18-06-2021 US STEEL PRICES CONTINUE TO RISE DESPITE HIGHER MILL UTLIZATION AND BUYERS HESITANT TO RESTOCK STEEL INVENTORIES, Maersk Brokers Research
According to the American Iron and Steel Institute (AISI), US steel capacity utilization rate has reached and remained above pre-pandemic levels of 80%. For the market to reach this rate indicates that there is more steel available than in the previously supply-constrained market.
However, in parallel, Argus’ US Midwest hot-rolled coil assessment has increased by 2% or USD 33.75/short-ton in the past three weeks, akin to pandemic level increases. This marks a continuous rise in prices that have quadrupled since its low of USD 450/short-ton in mid-August 2020.

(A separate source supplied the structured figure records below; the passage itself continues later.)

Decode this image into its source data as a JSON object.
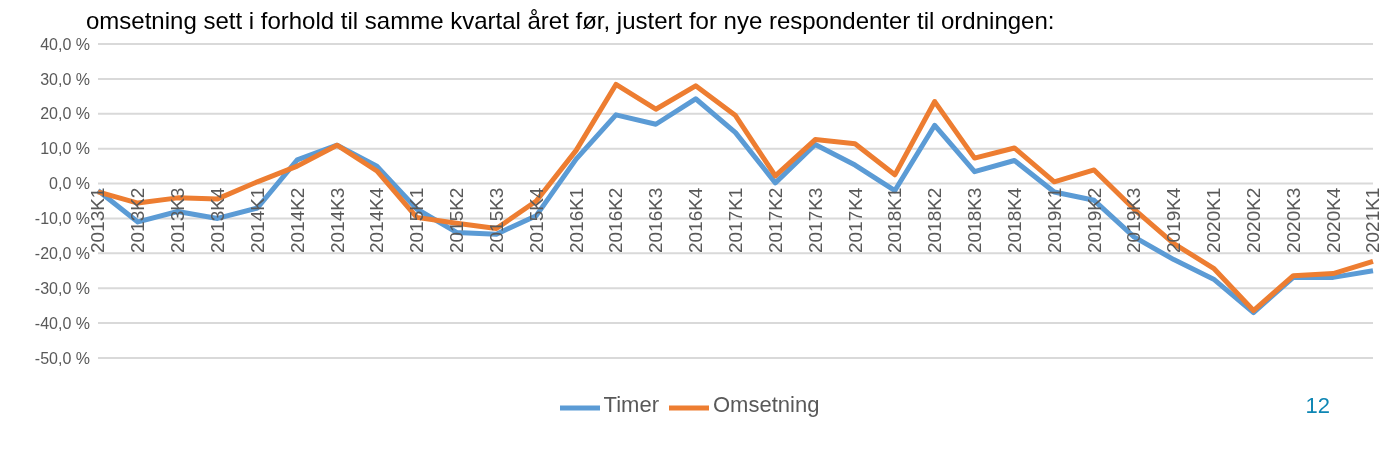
{
  "chart_data": {
    "type": "line",
    "title": "omsetning sett i forhold til samme kvartal året før, justert for nye respondenter til ordningen:",
    "categories": [
      "2013K1",
      "2013K2",
      "2013K3",
      "2013K4",
      "2014K1",
      "2014K2",
      "2014K3",
      "2014K4",
      "2015K1",
      "2015K2",
      "2015K3",
      "2015K4",
      "2016K1",
      "2016K2",
      "2016K3",
      "2016K4",
      "2017K1",
      "2017K2",
      "2017K3",
      "2017K4",
      "2018K1",
      "2018K2",
      "2018K3",
      "2018K4",
      "2019K1",
      "2019K2",
      "2019K3",
      "2019K4",
      "2020K1",
      "2020K2",
      "2020K3",
      "2020K4",
      "2021K1"
    ],
    "series": [
      {
        "name": "Timer",
        "color": "#5b9bd5",
        "values": [
          -2,
          -11,
          -8,
          -10,
          -7,
          6.8,
          11,
          5,
          -7.3,
          -14,
          -14.5,
          -9.2,
          7,
          19.7,
          17,
          24.3,
          14.6,
          0.2,
          11.2,
          5.3,
          -2,
          16.7,
          3.4,
          6.6,
          -2.4,
          -4.8,
          -15.3,
          -21.8,
          -27.4,
          -37,
          -26.9,
          -26.9,
          -25
        ]
      },
      {
        "name": "Omsetning",
        "color": "#ed7d31",
        "values": [
          -2.4,
          -5.6,
          -4.1,
          -4.4,
          0.5,
          5,
          11,
          3.6,
          -9.7,
          -11.4,
          -12.9,
          -5,
          9.5,
          28.4,
          21.3,
          28,
          19.5,
          2.2,
          12.6,
          11.4,
          2.5,
          23.5,
          7.3,
          10.2,
          0.5,
          3.9,
          -7.3,
          -17.2,
          -24.3,
          -36.4,
          -26.4,
          -25.8,
          -22.3
        ]
      }
    ],
    "ylim": [
      -50,
      40
    ],
    "yticks": [
      {
        "value": 40,
        "label": "40,0 %"
      },
      {
        "value": 30,
        "label": "30,0 %"
      },
      {
        "value": 20,
        "label": "20,0 %"
      },
      {
        "value": 10,
        "label": "10,0 %"
      },
      {
        "value": 0,
        "label": "0,0 %"
      },
      {
        "value": -10,
        "label": "-10,0 %"
      },
      {
        "value": -20,
        "label": "-20,0 %"
      },
      {
        "value": -30,
        "label": "-30,0 %"
      },
      {
        "value": -40,
        "label": "-40,0 %"
      },
      {
        "value": -50,
        "label": "-50,0 %"
      }
    ],
    "grid": "y",
    "legend": "bottom",
    "marker": "none",
    "line_style": "solid",
    "annotations": [
      "12"
    ]
  }
}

Despite US Steel mills increasing their utilization, few domestic buyers are looking to restock depleted steel inventories. Nonetheless, some steelmakers have posted record profits and expect to show even stronger results in Q3 due to the high price levels.
Conventionally, when steel costs rise, imports appear as lower-cost alternatives, but these have not been arriving in sufficient numbers or at substantial discounts to be significant in the market. In April, total steel imports were 2.4 mill. tonnes, down 5% compared with the year prior.
Some traders said that an increase in flat-rolled US imports will come in from June to August, but sentiment is that not enough steel will come through to fill the gap in inventory.